In a final section in this edition, we further examine approaches to digital phenotyping through large-scale data collection that can advance our understanding of Psychiatric Syndromes. Lisa Marsch and colleagues at Dartmouth address the topic of how science informs the development, evaluation, and sustainable implementation of technology-based tools (that leverage web, mobile sensing, and/or social media approaches) for behavior change, targeting a wide array of populations and health behaviors [14]. Kathleen Merikangas and colleagues at the National Institute for Mental Health dive deeper into these approaches, in particular as they relate to Bipolar Disorder, in their use of real-time mobile monitoring and sensing devices [15]. And finally, Laura Germine and colleagues, at McLean Hospital and Harvard Medical School, review profoundly exciting work in taking behavioral and cognitive testing “to the world” through web-based, large-scale data collection in their review on population-based macroscale data collection for behavioral research [16].

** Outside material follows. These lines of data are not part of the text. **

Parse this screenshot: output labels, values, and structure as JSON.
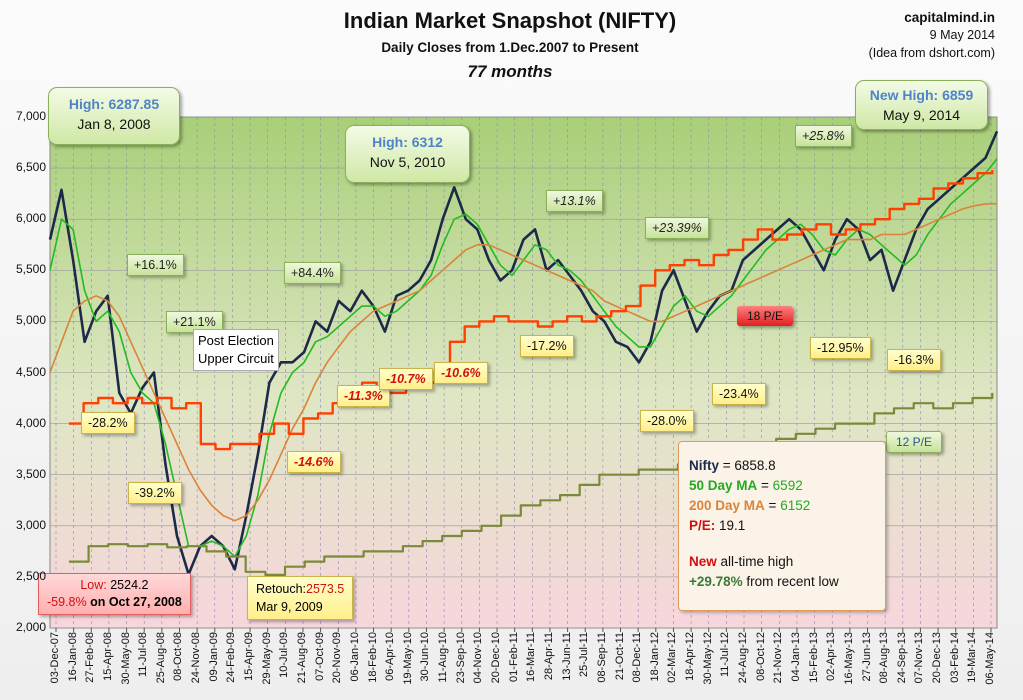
{
  "title": "Indian Market Snapshot (NIFTY)",
  "subtitle": "Daily Closes from 1.Dec.2007  to Present",
  "subtitle2": "77 months",
  "credit": {
    "site": "capitalmind.in",
    "date": "9 May 2014",
    "idea": "(Idea from dshort.com)"
  },
  "callouts": {
    "high2008": {
      "label": "High: 6287.85",
      "date": "Jan 8, 2008"
    },
    "high2010": {
      "label": "High: 6312",
      "date": "Nov 5, 2010"
    },
    "high2014": {
      "label": "New High: 6859",
      "date": "May 9, 2014"
    }
  },
  "annotations": {
    "g1": "+16.1%",
    "g2": "+21.1%",
    "g3": "+84.4%",
    "g4": "+13.1%",
    "g5": "+23.39%",
    "g6": "+25.8%",
    "d1": "-28.2%",
    "d2": "-39.2%",
    "d3": "-17.2%",
    "d4": "-28.0%",
    "d5": "-23.4%",
    "d6": "-12.95%",
    "d7": "-16.3%",
    "r1": "-11.3%",
    "r2": "-10.7%",
    "r3": "-10.6%",
    "r4": "-14.6%",
    "post_election_1": "Post Election",
    "post_election_2": "Upper Circuit",
    "pe18": "18 P/E",
    "pe12": "12 P/E"
  },
  "low_box": {
    "line1_label": "Low:",
    "line1_value": "2524.2",
    "line2_pct": "-59.8%",
    "line2_rest": "on Oct 27, 2008"
  },
  "retouch_box": {
    "label": "Retouch:",
    "value": "2573.5",
    "date": "Mar 9, 2009"
  },
  "stats": {
    "nifty_label": "Nifty",
    "nifty_value": "= 6858.8",
    "ma50_label": "50 Day MA",
    "ma50_eq": " = ",
    "ma50_value": "6592",
    "ma200_label": "200 Day MA",
    "ma200_eq": " = ",
    "ma200_value": "6152",
    "pe_label": "P/E:",
    "pe_value": "19.1",
    "new_word": "New",
    "new_rest": " all-time high",
    "gain_pct": "+29.78%",
    "gain_rest": " from recent low"
  },
  "colors": {
    "nifty": "#1c2a4a",
    "ma50": "#22bb22",
    "ma200": "#d9843a",
    "pe_line": "#ff4000",
    "pe12_line": "#7a8a3a"
  },
  "chart_data": {
    "type": "line",
    "ylim": [
      2000,
      7000
    ],
    "yticks": [
      "2,000",
      "2,500",
      "3,000",
      "3,500",
      "4,000",
      "4,500",
      "5,000",
      "5,500",
      "6,000",
      "6,500",
      "7,000"
    ],
    "x_tick_labels": [
      "03-Dec-07",
      "16-Jan-08",
      "27-Feb-08",
      "15-Apr-08",
      "30-May-08",
      "11-Jul-08",
      "25-Aug-08",
      "08-Oct-08",
      "24-Nov-08",
      "09-Jan-09",
      "24-Feb-09",
      "15-Apr-09",
      "29-May-09",
      "10-Jul-09",
      "21-Aug-09",
      "07-Oct-09",
      "20-Nov-09",
      "06-Jan-10",
      "18-Feb-10",
      "06-Apr-10",
      "19-May-10",
      "30-Jun-10",
      "11-Aug-10",
      "23-Sep-10",
      "04-Nov-10",
      "20-Dec-10",
      "01-Feb-11",
      "16-Mar-11",
      "28-Apr-11",
      "13-Jun-11",
      "25-Jul-11",
      "08-Sep-11",
      "21-Oct-11",
      "08-Dec-11",
      "18-Jan-12",
      "02-Mar-12",
      "18-Apr-12",
      "30-May-12",
      "11-Jul-12",
      "24-Aug-12",
      "08-Oct-12",
      "21-Nov-12",
      "04-Jan-13",
      "15-Feb-13",
      "02-Apr-13",
      "16-May-13",
      "27-Jun-13",
      "08-Aug-13",
      "24-Sep-13",
      "07-Nov-13",
      "20-Dec-13",
      "03-Feb-14",
      "19-Mar-14",
      "06-May-14"
    ],
    "series": [
      {
        "values": [
          5800,
          6288,
          5600,
          4800,
          5100,
          5250,
          4300,
          4100,
          4350,
          4500,
          3600,
          2900,
          2524,
          2800,
          2900,
          2800,
          2574,
          3100,
          3700,
          4400,
          4600,
          4600,
          4700,
          5000,
          4900,
          5200,
          5100,
          5300,
          5150,
          4900,
          5250,
          5300,
          5400,
          5600,
          6000,
          6312,
          6000,
          5900,
          5600,
          5400,
          5500,
          5800,
          5900,
          5500,
          5600,
          5450,
          5300,
          5100,
          5000,
          4800,
          4750,
          4600,
          4800,
          5300,
          5500,
          5200,
          4900,
          5100,
          5250,
          5300,
          5600,
          5700,
          5800,
          5900,
          6000,
          5900,
          5700,
          5500,
          5800,
          6000,
          5900,
          5600,
          5700,
          5300,
          5600,
          5900,
          6100,
          6200,
          6300,
          6400,
          6500,
          6600,
          6859
        ]
      },
      {
        "values": [
          5500,
          6000,
          5900,
          5300,
          5000,
          5100,
          4900,
          4500,
          4300,
          4200,
          3800,
          3300,
          2800,
          2800,
          2850,
          2800,
          2700,
          2900,
          3300,
          3900,
          4300,
          4500,
          4600,
          4800,
          4850,
          4950,
          5050,
          5150,
          5150,
          5050,
          5100,
          5200,
          5300,
          5450,
          5750,
          6000,
          6050,
          5950,
          5750,
          5550,
          5450,
          5600,
          5750,
          5700,
          5550,
          5500,
          5400,
          5250,
          5100,
          4950,
          4850,
          4750,
          4750,
          4950,
          5150,
          5250,
          5100,
          5050,
          5150,
          5250,
          5400,
          5550,
          5700,
          5800,
          5900,
          5950,
          5850,
          5700,
          5650,
          5800,
          5900,
          5850,
          5750,
          5650,
          5550,
          5650,
          5850,
          6000,
          6150,
          6250,
          6350,
          6450,
          6592
        ]
      },
      {
        "values": [
          4500,
          4800,
          5100,
          5200,
          5250,
          5200,
          5050,
          4800,
          4550,
          4300,
          4050,
          3800,
          3550,
          3350,
          3200,
          3100,
          3050,
          3100,
          3250,
          3450,
          3700,
          3950,
          4150,
          4400,
          4600,
          4750,
          4900,
          5000,
          5100,
          5150,
          5200,
          5250,
          5300,
          5400,
          5500,
          5600,
          5700,
          5750,
          5750,
          5700,
          5650,
          5600,
          5550,
          5500,
          5450,
          5400,
          5350,
          5300,
          5200,
          5150,
          5100,
          5050,
          5000,
          5000,
          5050,
          5100,
          5150,
          5200,
          5250,
          5300,
          5350,
          5400,
          5450,
          5500,
          5550,
          5600,
          5650,
          5700,
          5750,
          5800,
          5800,
          5800,
          5850,
          5850,
          5850,
          5900,
          5950,
          6000,
          6050,
          6100,
          6130,
          6150,
          6152
        ]
      },
      {
        "values": [
          4000,
          4200,
          4250,
          4200,
          4250,
          4200,
          4250,
          4150,
          4200,
          3800,
          3750,
          3800,
          3800,
          3900,
          4000,
          3900,
          4050,
          4100,
          4200,
          4300,
          4400,
          4300,
          4300,
          4350,
          4400,
          4450,
          4800,
          4950,
          5000,
          5050,
          5000,
          5000,
          4950,
          5000,
          5050,
          5000,
          5050,
          5100,
          5150,
          5350,
          5500,
          5550,
          5600,
          5550,
          5650,
          5700,
          5800,
          5900,
          5800,
          5850,
          5900,
          5950,
          5850,
          5900,
          5950,
          6000,
          6100,
          6150,
          6200,
          6300,
          6350,
          6400,
          6450,
          6480
        ]
      },
      {
        "values": [
          2650,
          2800,
          2820,
          2800,
          2820,
          2790,
          2800,
          2750,
          2700,
          2550,
          2520,
          2600,
          2650,
          2700,
          2700,
          2750,
          2750,
          2800,
          2850,
          2900,
          2950,
          3000,
          3100,
          3200,
          3250,
          3300,
          3400,
          3500,
          3500,
          3550,
          3550,
          3600,
          3650,
          3700,
          3750,
          3800,
          3850,
          3900,
          3950,
          4000,
          4000,
          4100,
          4150,
          4200,
          4150,
          4200,
          4250,
          4300
        ]
      }
    ]
  }
}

Together, we are confident that the 2021 Neuropsychopharmacology Reviews edition on Big Data in Psychiatry will provide an exciting update and discussion on how large-scale data approaches, spanning data collection, genetics, neuroimaging, and modeling, will transform the future of Neuroscience and Psychiatry.

Funding and disclosures

KJR is supported by NIH R21MH112956, P50MH115874, R01MH094757, and R01MH106595, and the Frazier Foundation Grant for Mood and Anxiety Research. KJR has received consulting income from Alkermes, research support from NIH, Genomind and Brainsway, and he is on scientific advisory boards for Janssen and Verily, all of which is unrelated to the present work.